Besides different physiological or pathological conditions, miRNAs can also translationally activate target mRNAs via binding different regions of target mRNAs or by distinctly cellular localizations. In the HCV (hepatitis C virus) life cycle, miR-122 can positively activate the translation of HCV by targeting its 5′UTR in the cytoplasm [49]. During the early phase of liver regeneration, increased miR-21 can accelerate the translation of cyclin D1 by interacting with its 3′UTR in the cytoplasm [67]. During cellular stress, miR-10a can stimulate the translation of ribosomal proteins by binding their 5′UTRs in the cytoplasm [50]. Contrast to miR-181c, miR-1 can activate the translation of mt-COX1 in the mitochondria by binding its 3′UTR in the absence of GW182 which is a functional partner of AGO2 [42], [43].

Under different cellular conditions, miRNA–mRNA interactions with different binding sites or/and cellular localizations make the interactions more complicated than we can anticipate.
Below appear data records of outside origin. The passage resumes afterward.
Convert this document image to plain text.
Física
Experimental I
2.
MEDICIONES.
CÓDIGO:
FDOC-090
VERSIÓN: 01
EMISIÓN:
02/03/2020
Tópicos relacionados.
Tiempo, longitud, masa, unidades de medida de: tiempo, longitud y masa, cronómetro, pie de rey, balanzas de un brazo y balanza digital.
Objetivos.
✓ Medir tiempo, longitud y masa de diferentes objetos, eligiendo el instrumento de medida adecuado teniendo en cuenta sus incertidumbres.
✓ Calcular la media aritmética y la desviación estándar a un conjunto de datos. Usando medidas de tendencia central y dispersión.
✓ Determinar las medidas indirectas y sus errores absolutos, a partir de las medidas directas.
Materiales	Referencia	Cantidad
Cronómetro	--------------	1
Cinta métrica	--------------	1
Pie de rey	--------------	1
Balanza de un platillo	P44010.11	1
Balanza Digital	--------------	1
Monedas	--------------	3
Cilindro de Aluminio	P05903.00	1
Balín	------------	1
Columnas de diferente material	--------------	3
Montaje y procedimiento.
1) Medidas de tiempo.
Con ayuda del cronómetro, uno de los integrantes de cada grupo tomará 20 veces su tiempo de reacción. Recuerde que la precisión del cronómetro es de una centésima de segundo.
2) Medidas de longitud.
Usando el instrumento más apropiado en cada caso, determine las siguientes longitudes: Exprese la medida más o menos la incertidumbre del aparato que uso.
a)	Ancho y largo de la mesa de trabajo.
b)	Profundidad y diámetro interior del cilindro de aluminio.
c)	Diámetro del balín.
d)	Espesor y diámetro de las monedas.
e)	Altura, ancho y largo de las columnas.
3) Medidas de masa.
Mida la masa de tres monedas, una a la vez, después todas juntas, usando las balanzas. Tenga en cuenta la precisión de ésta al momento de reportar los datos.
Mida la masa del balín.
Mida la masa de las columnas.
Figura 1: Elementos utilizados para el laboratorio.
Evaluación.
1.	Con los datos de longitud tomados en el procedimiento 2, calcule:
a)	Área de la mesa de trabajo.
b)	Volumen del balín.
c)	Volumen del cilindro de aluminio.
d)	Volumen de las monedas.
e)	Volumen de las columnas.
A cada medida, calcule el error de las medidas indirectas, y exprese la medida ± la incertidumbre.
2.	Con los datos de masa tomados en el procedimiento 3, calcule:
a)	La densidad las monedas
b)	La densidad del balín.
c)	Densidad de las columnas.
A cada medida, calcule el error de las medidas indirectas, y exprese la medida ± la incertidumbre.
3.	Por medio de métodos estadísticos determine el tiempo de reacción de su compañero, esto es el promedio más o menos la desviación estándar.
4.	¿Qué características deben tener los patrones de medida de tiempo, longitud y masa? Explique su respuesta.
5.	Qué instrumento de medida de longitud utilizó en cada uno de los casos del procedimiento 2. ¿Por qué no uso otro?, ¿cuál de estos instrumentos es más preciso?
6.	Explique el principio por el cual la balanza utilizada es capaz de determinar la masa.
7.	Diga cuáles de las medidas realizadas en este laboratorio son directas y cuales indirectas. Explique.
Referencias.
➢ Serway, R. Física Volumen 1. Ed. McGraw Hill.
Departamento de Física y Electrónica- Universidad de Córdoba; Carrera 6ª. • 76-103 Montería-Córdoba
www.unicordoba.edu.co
So, how many positive and novel miRNA–mRNA interactions in the cytoplasm and mitochondria are there still needs further studies.
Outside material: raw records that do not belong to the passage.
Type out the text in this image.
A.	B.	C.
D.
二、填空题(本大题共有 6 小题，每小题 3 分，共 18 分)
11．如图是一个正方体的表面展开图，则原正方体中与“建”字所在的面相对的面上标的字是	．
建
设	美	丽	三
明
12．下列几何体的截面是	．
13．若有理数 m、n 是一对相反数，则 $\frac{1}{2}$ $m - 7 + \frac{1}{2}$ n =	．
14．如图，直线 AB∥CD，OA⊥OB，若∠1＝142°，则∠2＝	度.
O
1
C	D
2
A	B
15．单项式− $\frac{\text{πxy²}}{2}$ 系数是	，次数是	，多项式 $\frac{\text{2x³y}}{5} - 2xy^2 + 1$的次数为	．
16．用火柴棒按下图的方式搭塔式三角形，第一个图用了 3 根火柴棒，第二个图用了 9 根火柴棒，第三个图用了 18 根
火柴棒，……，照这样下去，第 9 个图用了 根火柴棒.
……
Conclusions and perspectives

MiRNAs with different cellular locations and binding sites suggest possibly novel function in gene expression. At the post-transcriptional level, beyond translation repression or mRNA decay, miRNA can also active protein translation under different cellular circumstances.
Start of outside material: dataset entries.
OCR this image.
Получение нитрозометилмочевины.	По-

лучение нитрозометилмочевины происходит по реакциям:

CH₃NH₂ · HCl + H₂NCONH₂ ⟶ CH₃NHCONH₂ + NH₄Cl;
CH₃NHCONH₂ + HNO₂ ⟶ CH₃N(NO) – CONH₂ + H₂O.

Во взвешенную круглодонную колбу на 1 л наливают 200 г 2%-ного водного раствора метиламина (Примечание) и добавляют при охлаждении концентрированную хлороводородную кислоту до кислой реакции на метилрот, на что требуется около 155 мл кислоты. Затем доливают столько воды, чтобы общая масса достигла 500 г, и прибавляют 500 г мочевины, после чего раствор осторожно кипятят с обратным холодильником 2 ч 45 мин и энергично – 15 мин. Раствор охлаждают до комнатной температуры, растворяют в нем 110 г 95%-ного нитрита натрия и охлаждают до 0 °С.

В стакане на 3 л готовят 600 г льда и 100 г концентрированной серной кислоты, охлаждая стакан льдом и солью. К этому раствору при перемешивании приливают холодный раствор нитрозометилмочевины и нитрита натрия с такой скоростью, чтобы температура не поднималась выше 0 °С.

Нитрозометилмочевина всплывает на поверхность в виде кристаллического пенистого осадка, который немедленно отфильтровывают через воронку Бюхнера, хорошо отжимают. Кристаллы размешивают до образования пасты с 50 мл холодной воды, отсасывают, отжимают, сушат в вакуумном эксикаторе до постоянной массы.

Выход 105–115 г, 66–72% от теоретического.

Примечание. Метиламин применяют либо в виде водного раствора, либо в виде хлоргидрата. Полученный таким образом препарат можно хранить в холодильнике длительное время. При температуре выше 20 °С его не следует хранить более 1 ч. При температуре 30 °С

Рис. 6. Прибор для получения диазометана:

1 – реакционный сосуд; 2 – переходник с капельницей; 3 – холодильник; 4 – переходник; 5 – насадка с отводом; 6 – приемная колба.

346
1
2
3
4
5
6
In addition to mRNAs, lncRNAs can be the target of miRNAs, constituting complex circuits of gene regulatory network [68] (Fig. 1D). The ceRNA (competing endogenous RNA) hypothesis suggests that lncRNAs sharing miRNA response elements could keep corresponding mRNAs from miRNAs mediated repression [69]. However, this hypothesis is challenged by quantitative study of abundance of miRNA and its binding site in vivo, suggesting this hypothesis is unlikely to cause significant effects on gene regulation through miRNA antagonist [70]. So, how mRNAs and lncRNAs harbored the same miRNA binding sites, communicating to each other still need further studies. Using novel experimental technology such as miR-CLIP would reveal more dynamic miRNA–mRNA, miRNA–lncRNA interactions under different physiological and pathological conditions [71]. Systematic and integrative analysis of miRNAs, lncRNAs, and mRNAs may unveil their regulatory relationships with different times and spaces [72]. Further studies of miRNA–mRNA interactions with distinct cellular locations and binding sites under differently physiological or pathological conditions will provide more discoveries before we can anticipate. And this will shed more lights on functional studies of other ncRNAs.

Conflict of Interests

The authors declare that there is no conflict of interests regarding the publication of this paper.